The miracle of life can become an area of agreement between our current political poles and varied ethical beliefs. To do so, we must begin by reframing the way we speak as individuals affiliated with the pro-choice and pro-life movements. Those who affiliate with pro-life can broaden their moral frame to understand that people who support a woman’s right to appropriate medical choice believe, with great support from many religious traditions, that life begins later in pregnancy and that it is ethically coherent to favor an existing life over a potential life. These neighbors are not murderers; they are thoughtful, conscientious actors undergoing a significant moral reckoning in which the categories of life and potential life are weighted differently.
We must remember that when the Pope came to America to address Congress in 2015 he found a way to advocate for the sanctity of life by focusing on the death penalty. He preached, “The Golden Rule also reminds us of our responsibility to protect and defend human life at every stage of its development. This conviction has led me, from the beginning of my ministry, to advocate at different levels for the global abolition of the death penalty. I am convinced that this way is the best, since every life is sacred, every human person is endowed with an inalienable dignity, and society can only benefit from the rehabilitation of those convicted of crimes.”
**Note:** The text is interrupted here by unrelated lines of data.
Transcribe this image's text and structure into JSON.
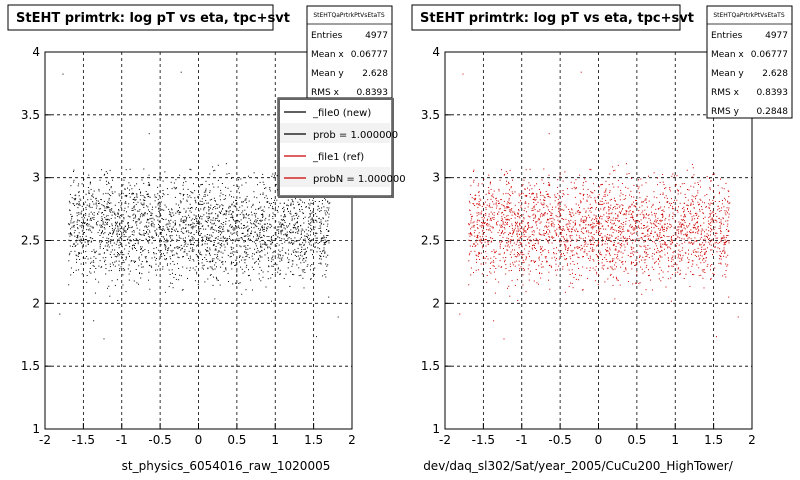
{
  "pads": [
    {
      "title": "StEHT primtrk: log pT vs eta, tpc+svt",
      "xlabel": "st_physics_6054016_raw_1020005",
      "stats": {
        "name": "StEHTQaPrtrkPtVsEtaTS",
        "rows": [
          {
            "label": "Entries",
            "value": "4977"
          },
          {
            "label": "Mean x",
            "value": "0.06777"
          },
          {
            "label": "Mean y",
            "value": "2.628"
          },
          {
            "label": "RMS x",
            "value": "0.8393"
          }
        ]
      },
      "legend": [
        {
          "label": "_file0 (new)",
          "color": "#000000"
        },
        {
          "label": "prob = 1.000000",
          "color": "#000000"
        },
        {
          "label": "_file1 (ref)",
          "color": "#cc0000"
        },
        {
          "label": "probN = 1.000000",
          "color": "#cc0000"
        }
      ]
    },
    {
      "title": "StEHT primtrk: log pT vs eta, tpc+svt",
      "xlabel": "dev/daq_sl302/Sat/year_2005/CuCu200_HighTower/",
      "stats": {
        "name": "StEHTQaPrtrkPtVsEtaTS",
        "rows": [
          {
            "label": "Entries",
            "value": "4977"
          },
          {
            "label": "Mean x",
            "value": "0.06777"
          },
          {
            "label": "Mean y",
            "value": "2.628"
          },
          {
            "label": "RMS x",
            "value": "0.8393"
          },
          {
            "label": "RMS y",
            "value": "0.2848"
          }
        ]
      }
    }
  ],
  "chart_data": [
    {
      "type": "scatter",
      "title": "StEHT primtrk: log pT vs eta, tpc+svt",
      "xlabel": "st_physics_6054016_raw_1020005",
      "ylabel": "",
      "xlim": [
        -2,
        2
      ],
      "ylim": [
        1,
        4
      ],
      "xticks": [
        "-2",
        "-1.5",
        "-1",
        "-0.5",
        "0",
        "0.5",
        "1",
        "1.5",
        "2"
      ],
      "yticks": [
        "1",
        "1.5",
        "2",
        "2.5",
        "3",
        "3.5",
        "4"
      ],
      "grid": true,
      "color": "#000000",
      "entries": 4977,
      "mean_x": 0.06777,
      "mean_y": 2.628,
      "rms_x": 0.8393,
      "rms_y": 0.2848,
      "x_range": [
        -1.7,
        1.7
      ],
      "y_range": [
        2.0,
        3.2
      ],
      "legend_position": "top-right"
    },
    {
      "type": "scatter",
      "title": "StEHT primtrk: log pT vs eta, tpc+svt",
      "xlabel": "dev/daq_sl302/Sat/year_2005/CuCu200_HighTower/",
      "ylabel": "",
      "xlim": [
        -2,
        2
      ],
      "ylim": [
        1,
        4
      ],
      "xticks": [
        "-2",
        "-1.5",
        "-1",
        "-0.5",
        "0",
        "0.5",
        "1",
        "1.5",
        "2"
      ],
      "yticks": [
        "1",
        "1.5",
        "2",
        "2.5",
        "3",
        "3.5",
        "4"
      ],
      "grid": true,
      "color": "#cc0000",
      "entries": 4977,
      "mean_x": 0.06777,
      "mean_y": 2.628,
      "rms_x": 0.8393,
      "rms_y": 0.2848,
      "x_range": [
        -1.7,
        1.7
      ],
      "y_range": [
        2.0,
        3.2
      ]
    }
  ]
}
Those who affiliate as pro-choice can extend their compassion to individuals whose religious tradition tells them that life begins at conception and discuss potential life with reverence and tenderness. They do not need to alter their desire to protect women to recognize that a potential life carries a promise if not rights.
By starting with shared language about the sanctity of existence we can create an ethical and political movement that sees our collective obligation to protect life while leaving room for truly different approaches for how best to do so.
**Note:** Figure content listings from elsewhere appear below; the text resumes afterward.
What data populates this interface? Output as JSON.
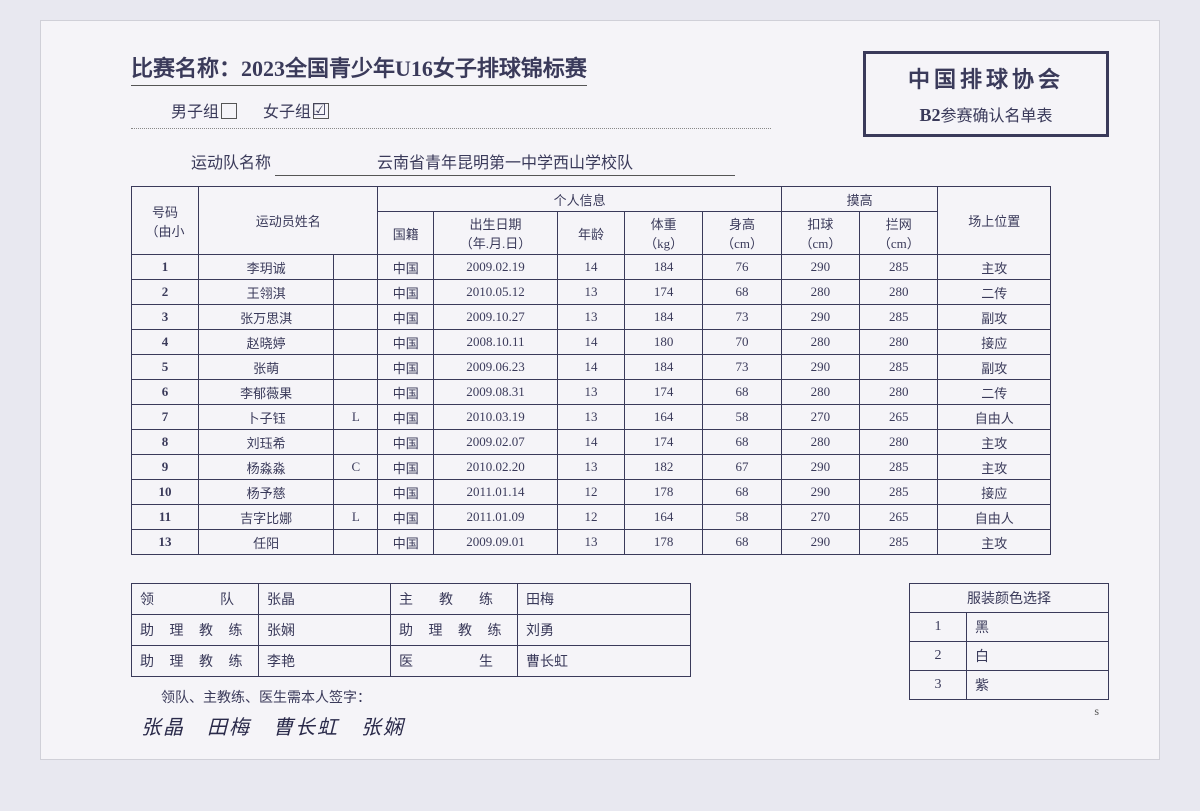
{
  "title_label": "比赛名称：",
  "title_value": "2023全国青少年U16女子排球锦标赛",
  "group_male": "男子组",
  "group_female": "女子组",
  "org_title": "中国排球协会",
  "org_code": "B2",
  "org_sub": "参赛确认名单表",
  "team_label": "运动队名称",
  "team_name": "云南省青年昆明第一中学西山学校队",
  "headers": {
    "num": "号码（由小到大）",
    "num_l1": "号码",
    "num_l2": "（由小",
    "num_l3": "到大）",
    "name": "运动员姓名",
    "personal": "个人信息",
    "nation": "国籍",
    "dob": "出生日期（年.月.日）",
    "dob_l1": "出生日期",
    "dob_l2": "（年.月.日）",
    "age": "年龄",
    "weight": "体重",
    "weight_u": "（kg）",
    "height": "身高",
    "height_u": "（cm）",
    "reach": "摸高",
    "spike": "扣球",
    "spike_u": "（cm）",
    "block": "拦网",
    "block_u": "（cm）",
    "pos": "场上位置"
  },
  "rows": [
    {
      "num": "1",
      "name": "李玥诚",
      "role": "",
      "nat": "中国",
      "dob": "2009.02.19",
      "age": "14",
      "w": "184",
      "h": "76",
      "sp": "290",
      "bl": "285",
      "pos": "主攻"
    },
    {
      "num": "2",
      "name": "王翎淇",
      "role": "",
      "nat": "中国",
      "dob": "2010.05.12",
      "age": "13",
      "w": "174",
      "h": "68",
      "sp": "280",
      "bl": "280",
      "pos": "二传"
    },
    {
      "num": "3",
      "name": "张万思淇",
      "role": "",
      "nat": "中国",
      "dob": "2009.10.27",
      "age": "13",
      "w": "184",
      "h": "73",
      "sp": "290",
      "bl": "285",
      "pos": "副攻"
    },
    {
      "num": "4",
      "name": "赵晓婷",
      "role": "",
      "nat": "中国",
      "dob": "2008.10.11",
      "age": "14",
      "w": "180",
      "h": "70",
      "sp": "280",
      "bl": "280",
      "pos": "接应"
    },
    {
      "num": "5",
      "name": "张萌",
      "role": "",
      "nat": "中国",
      "dob": "2009.06.23",
      "age": "14",
      "w": "184",
      "h": "73",
      "sp": "290",
      "bl": "285",
      "pos": "副攻"
    },
    {
      "num": "6",
      "name": "李郁薇果",
      "role": "",
      "nat": "中国",
      "dob": "2009.08.31",
      "age": "13",
      "w": "174",
      "h": "68",
      "sp": "280",
      "bl": "280",
      "pos": "二传"
    },
    {
      "num": "7",
      "name": "卜子钰",
      "role": "L",
      "nat": "中国",
      "dob": "2010.03.19",
      "age": "13",
      "w": "164",
      "h": "58",
      "sp": "270",
      "bl": "265",
      "pos": "自由人"
    },
    {
      "num": "8",
      "name": "刘珏希",
      "role": "",
      "nat": "中国",
      "dob": "2009.02.07",
      "age": "14",
      "w": "174",
      "h": "68",
      "sp": "280",
      "bl": "280",
      "pos": "主攻"
    },
    {
      "num": "9",
      "name": "杨淼淼",
      "role": "C",
      "nat": "中国",
      "dob": "2010.02.20",
      "age": "13",
      "w": "182",
      "h": "67",
      "sp": "290",
      "bl": "285",
      "pos": "主攻"
    },
    {
      "num": "10",
      "name": "杨予慈",
      "role": "",
      "nat": "中国",
      "dob": "2011.01.14",
      "age": "12",
      "w": "178",
      "h": "68",
      "sp": "290",
      "bl": "285",
      "pos": "接应"
    },
    {
      "num": "11",
      "name": "吉字比娜",
      "role": "L",
      "nat": "中国",
      "dob": "2011.01.09",
      "age": "12",
      "w": "164",
      "h": "58",
      "sp": "270",
      "bl": "265",
      "pos": "自由人"
    },
    {
      "num": "13",
      "name": "任阳",
      "role": "",
      "nat": "中国",
      "dob": "2009.09.01",
      "age": "13",
      "w": "178",
      "h": "68",
      "sp": "290",
      "bl": "285",
      "pos": "主攻"
    }
  ],
  "staff": {
    "leader_lbl": "领　　　队",
    "leader": "张晶",
    "asst1_lbl": "助 理 教 练",
    "asst1": "张娴",
    "asst2_lbl": "助 理 教 练",
    "asst2": "李艳",
    "head_lbl": "主　教　练",
    "head": "田梅",
    "asst3_lbl": "助 理 教 练",
    "asst3": "刘勇",
    "doc_lbl": "医　　　生",
    "doc": "曹长虹"
  },
  "uniform": {
    "title": "服装颜色选择",
    "rows": [
      {
        "n": "1",
        "c": "黑"
      },
      {
        "n": "2",
        "c": "白"
      },
      {
        "n": "3",
        "c": "紫"
      }
    ]
  },
  "sign_note": "领队、主教练、医生需本人签字：",
  "signatures": "张晶　田梅　曹长虹　张娴",
  "corner_s": "s"
}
We can support women in their efforts to live a good life for themselves and for their families and still respect that for many in this country an unborn fetus must be treated with differing degrees of moral care. We can support victims of crime who believe that justice requires some form of punishment while also acknowledging that we have created a system that treats the lives of the poor as if they are less worthy than those of the rich. We can all respect the teenagers across this country who have transformed their vulnerability into civic responsibility to protect the lives of all Americans who are threatened by easy access to machines designed to end life. We can understand that we all hold the values of life and liberty as sacred even while we struggle to put them in proper balance.
I am a woman, who, like so many women, has struggled to create life. In the instances where I lost potential life and in the two instances where I succeeded in creating lives, where I was gifted children to nourish and adore, I needed no explanation or religious tradition to tell me that life itself is miraculous and precious. I needed only the reality of their existence. Existence itself makes a moral claim on us all. It is not too much to ask that we value existence, the existence of the young girls who become women, of young boys who become men, and of teenagers who are thrust, for so many different reasons, into the responsibilities of adulthood.
We need to stop verbally, politically, and medically punishing each other. We need to end this era of flippancy and of warfare. We must remember that we are partners in a great ethical project, a project that transcends slogans, pros and cons, and centers on our respect for the lives among us and the lives still to come.
Dr. Tamara Mann Tweel is a scholar, writer and teacher. From 2012 – 2014 she served as a witness in the Heartbeat Bill hearings in the state of Ohio.